I roll out of the bed I spent my teens sleeping in and stumble into the basement of the house where I was grew up in the town I was born. Rocky Mountain House.
It has changed since my early days. It used to be unfinished, a mere cement cave, the envy of all my friends. We’d spend hours down here playing floor hockey without ever worrying about breaking anything. We didn’t need nor want fancy appliances back then, our luxury was anywhere we could play hockey.
I twist the lock on the door and step outside.
I make sure the key is still hidden in the same spot is always has been. It is, and it’s not a secret. I think that everyone in town knows where the key to our house is hidden. It doesn’t matter, the door could be unlocked and nothing would happen.
The outside of the house hasn’t changed much, aside from a terrible new coat of paint that I’m sure my parents must regret.
I check the front lawn to see if the spot on the grass my brother and I wore out playing baseball on has grown back in; it hasn’t. The trampoline beside the house is still being used by the neighbour kids, although the neighbour kids are new ones now.
I back the car out carefully of our twisting gravel driveway. I’ve done it so many times, that even now after all these years I’m sure I could do it blindfolded.
I steer the car across town trying to sort out what is new and what has remained the same. I softly steer the car through a new light in town and down main street; it hasn’t changed at all. It is still wide enough to drive a tank battalion down, and pedestrians still always have the right away.
No matter how much we obey the law in Rocky Mountain House, mainstreet is the one place that jaywalking is not only the exception, but the way things work.

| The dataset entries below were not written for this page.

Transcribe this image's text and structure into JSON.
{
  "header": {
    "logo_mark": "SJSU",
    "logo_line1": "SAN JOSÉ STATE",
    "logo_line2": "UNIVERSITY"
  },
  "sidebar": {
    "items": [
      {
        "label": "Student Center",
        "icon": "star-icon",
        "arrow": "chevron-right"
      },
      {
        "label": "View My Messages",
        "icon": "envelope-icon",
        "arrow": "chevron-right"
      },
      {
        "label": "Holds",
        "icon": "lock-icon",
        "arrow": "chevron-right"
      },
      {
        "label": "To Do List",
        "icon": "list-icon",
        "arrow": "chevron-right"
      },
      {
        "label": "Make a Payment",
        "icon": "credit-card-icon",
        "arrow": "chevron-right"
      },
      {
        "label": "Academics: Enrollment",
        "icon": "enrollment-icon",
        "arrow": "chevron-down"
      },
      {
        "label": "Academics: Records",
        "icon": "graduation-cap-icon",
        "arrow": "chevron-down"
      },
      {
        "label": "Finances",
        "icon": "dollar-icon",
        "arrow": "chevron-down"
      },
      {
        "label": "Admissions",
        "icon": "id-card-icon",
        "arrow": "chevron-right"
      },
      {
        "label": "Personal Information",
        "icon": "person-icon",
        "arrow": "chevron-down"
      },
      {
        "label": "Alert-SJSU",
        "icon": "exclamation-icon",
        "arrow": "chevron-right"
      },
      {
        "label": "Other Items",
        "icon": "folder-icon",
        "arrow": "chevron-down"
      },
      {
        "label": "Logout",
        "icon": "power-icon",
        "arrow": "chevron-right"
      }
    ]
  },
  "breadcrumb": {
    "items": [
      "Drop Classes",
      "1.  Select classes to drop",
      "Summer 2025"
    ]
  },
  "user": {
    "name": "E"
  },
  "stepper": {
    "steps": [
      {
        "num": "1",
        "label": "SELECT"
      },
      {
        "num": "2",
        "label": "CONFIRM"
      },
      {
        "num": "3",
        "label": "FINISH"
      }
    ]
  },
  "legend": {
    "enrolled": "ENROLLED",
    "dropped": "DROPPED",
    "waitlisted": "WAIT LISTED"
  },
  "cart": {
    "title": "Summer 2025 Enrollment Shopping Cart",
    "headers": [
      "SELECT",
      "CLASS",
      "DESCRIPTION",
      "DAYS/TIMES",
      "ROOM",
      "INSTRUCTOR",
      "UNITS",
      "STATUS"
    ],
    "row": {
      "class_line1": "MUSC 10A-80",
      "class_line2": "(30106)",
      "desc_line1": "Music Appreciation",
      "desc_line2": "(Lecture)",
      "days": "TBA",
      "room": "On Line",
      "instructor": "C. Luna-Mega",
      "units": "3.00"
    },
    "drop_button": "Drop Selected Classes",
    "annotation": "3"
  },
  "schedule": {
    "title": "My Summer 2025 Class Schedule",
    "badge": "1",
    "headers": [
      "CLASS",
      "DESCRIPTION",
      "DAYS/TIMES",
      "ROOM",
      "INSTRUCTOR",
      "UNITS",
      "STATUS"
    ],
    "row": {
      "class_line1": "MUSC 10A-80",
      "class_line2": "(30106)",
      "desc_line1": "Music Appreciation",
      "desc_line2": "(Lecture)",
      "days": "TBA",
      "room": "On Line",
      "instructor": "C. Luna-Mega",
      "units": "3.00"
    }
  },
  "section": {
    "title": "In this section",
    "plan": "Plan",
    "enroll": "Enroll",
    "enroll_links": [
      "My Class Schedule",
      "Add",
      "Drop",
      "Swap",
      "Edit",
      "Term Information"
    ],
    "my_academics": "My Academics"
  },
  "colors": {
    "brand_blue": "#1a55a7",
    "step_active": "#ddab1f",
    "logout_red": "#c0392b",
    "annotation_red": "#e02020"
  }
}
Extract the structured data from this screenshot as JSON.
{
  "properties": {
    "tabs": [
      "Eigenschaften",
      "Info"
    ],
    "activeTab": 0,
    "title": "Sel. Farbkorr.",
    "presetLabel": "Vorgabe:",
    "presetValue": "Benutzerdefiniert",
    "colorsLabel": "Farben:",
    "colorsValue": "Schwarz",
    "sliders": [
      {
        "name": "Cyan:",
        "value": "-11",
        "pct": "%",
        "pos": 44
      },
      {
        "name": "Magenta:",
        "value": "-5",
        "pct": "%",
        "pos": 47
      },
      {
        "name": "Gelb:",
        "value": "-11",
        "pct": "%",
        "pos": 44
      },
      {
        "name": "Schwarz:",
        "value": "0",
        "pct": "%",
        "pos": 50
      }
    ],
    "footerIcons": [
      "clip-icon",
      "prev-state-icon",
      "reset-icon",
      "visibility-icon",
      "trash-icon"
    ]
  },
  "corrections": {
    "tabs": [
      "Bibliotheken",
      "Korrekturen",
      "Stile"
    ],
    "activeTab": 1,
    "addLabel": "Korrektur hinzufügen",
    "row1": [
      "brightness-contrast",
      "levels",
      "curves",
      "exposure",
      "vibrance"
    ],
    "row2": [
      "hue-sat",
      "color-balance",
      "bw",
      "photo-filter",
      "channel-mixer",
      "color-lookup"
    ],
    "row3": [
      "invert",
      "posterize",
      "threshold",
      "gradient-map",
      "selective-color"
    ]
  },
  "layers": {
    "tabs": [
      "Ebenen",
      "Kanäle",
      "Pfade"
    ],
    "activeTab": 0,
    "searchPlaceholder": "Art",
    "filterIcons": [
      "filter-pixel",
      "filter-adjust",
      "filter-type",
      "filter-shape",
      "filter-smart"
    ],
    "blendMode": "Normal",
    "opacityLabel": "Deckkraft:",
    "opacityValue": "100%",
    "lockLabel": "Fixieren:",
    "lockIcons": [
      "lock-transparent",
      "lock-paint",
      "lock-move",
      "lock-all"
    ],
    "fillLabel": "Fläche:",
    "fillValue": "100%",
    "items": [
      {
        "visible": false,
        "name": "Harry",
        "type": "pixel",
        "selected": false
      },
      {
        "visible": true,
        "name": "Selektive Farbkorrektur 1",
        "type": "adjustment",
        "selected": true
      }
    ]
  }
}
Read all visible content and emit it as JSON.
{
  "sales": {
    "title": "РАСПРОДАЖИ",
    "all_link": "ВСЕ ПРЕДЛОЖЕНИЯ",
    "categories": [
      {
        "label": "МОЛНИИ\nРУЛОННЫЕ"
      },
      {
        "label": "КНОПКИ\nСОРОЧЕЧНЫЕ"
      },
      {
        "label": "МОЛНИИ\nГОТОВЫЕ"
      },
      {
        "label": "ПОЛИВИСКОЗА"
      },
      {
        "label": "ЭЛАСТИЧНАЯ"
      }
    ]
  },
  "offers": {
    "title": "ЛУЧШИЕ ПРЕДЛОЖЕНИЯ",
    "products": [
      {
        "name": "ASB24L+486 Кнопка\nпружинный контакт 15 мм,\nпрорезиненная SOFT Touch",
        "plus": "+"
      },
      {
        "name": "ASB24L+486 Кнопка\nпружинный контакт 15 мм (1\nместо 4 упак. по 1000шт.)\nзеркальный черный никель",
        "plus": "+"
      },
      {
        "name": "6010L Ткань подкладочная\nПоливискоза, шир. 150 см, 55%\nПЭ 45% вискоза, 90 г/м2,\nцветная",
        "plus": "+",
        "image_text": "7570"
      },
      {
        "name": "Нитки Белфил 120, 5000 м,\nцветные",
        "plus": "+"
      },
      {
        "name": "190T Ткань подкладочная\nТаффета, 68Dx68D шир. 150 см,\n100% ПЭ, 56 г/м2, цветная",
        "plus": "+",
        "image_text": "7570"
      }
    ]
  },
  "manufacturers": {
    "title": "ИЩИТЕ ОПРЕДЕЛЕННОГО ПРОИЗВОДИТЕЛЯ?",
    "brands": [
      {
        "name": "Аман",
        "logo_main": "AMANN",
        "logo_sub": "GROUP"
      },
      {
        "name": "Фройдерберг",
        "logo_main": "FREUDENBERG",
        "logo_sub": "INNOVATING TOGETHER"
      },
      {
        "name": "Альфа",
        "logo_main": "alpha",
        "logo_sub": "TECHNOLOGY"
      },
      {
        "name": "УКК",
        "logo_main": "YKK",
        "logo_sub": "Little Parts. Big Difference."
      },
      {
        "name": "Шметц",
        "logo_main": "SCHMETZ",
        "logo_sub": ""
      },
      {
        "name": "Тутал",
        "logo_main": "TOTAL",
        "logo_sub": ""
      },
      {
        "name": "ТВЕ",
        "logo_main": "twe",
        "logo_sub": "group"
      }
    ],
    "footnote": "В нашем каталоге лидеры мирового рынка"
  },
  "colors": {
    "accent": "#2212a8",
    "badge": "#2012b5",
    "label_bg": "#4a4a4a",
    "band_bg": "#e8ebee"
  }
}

As I continue, I spot my elementary school. It hasn’t changed at all. I can’t help but laugh when thinking about the days we used to spend in the fields throwing snowballs, playing football, or being chased by girls. We played a sport religiously that we called “kick puck,” though in reality it was just soccer using a rubber puck.
I head into the place we have called “the new subdivision” for the past 25 years. I roll my car past the place I kissed my high school sweetheart for the first time. I can sense the moment as if it was yesterday. But it also seems so far away; as if it never really happened, but was just a dream I had or a scene I had seen in a movie.
10 years later and countless other relationships and I’m still amazed by the fact that my first, and most naïve, was probably the most real I’ve had.
I stop my car at a park nearby and wander out into the small basketball court that forms the centerpiece. I look up at the rims that are coated with a fading shade of red, they seem higher than they did when I was young. I used to spend hours here, it was my escape. When I had a basketball in my hands the world seemed clearer; simpler.
I’ll never forget the time I left home, upset about something, and came to these courts. I played for hours in the pouring summer rain, and eventually the sound of the basketball drumming through the neighbourhood at 3 in the morning caused the police to come and take me home. I’ll never remember what I was upset about, but I’ll never forget how when I arrived home that night any “issue” I had was over and done with.
As I step back into the car, my nostalgic journey seems to be guiding me now. I cross the “New Bridge” and drive some country roads. We used to have not-so-secret bush parties here at places we called “the trestle”, “the beach” and a variety of other non-descript holes in the forest. I’m sure the kids still come out here.
Driving through town I see some of the high school kids, they look and act almost identically to how we did back in the day. Something never change.
My car steers me back home, and I’m taken aback by the journey my life has taken me since I left this town for the first time at 18. I was lost in life. I knew I wanted something bigger, but didn’t have a clue what it was or how to get it. Today, 10 years later things are a little bit more clear. My mind is no longer muddled with pipe dreams, because I have learned over the years that there is no such thing.
Despite the fact that I don’t feel like I belong in this place any more – I am essentially a stranger in my own hometown – I can’t help but look around at its streets, parks, and people and realize that this is what shaped me. It’s an emotional experience coming home after so many years away, perhaps as powerful as any far off world I’ve explored. And at the end of the day, regardless of how far we travel in this world, we can never have another hometown.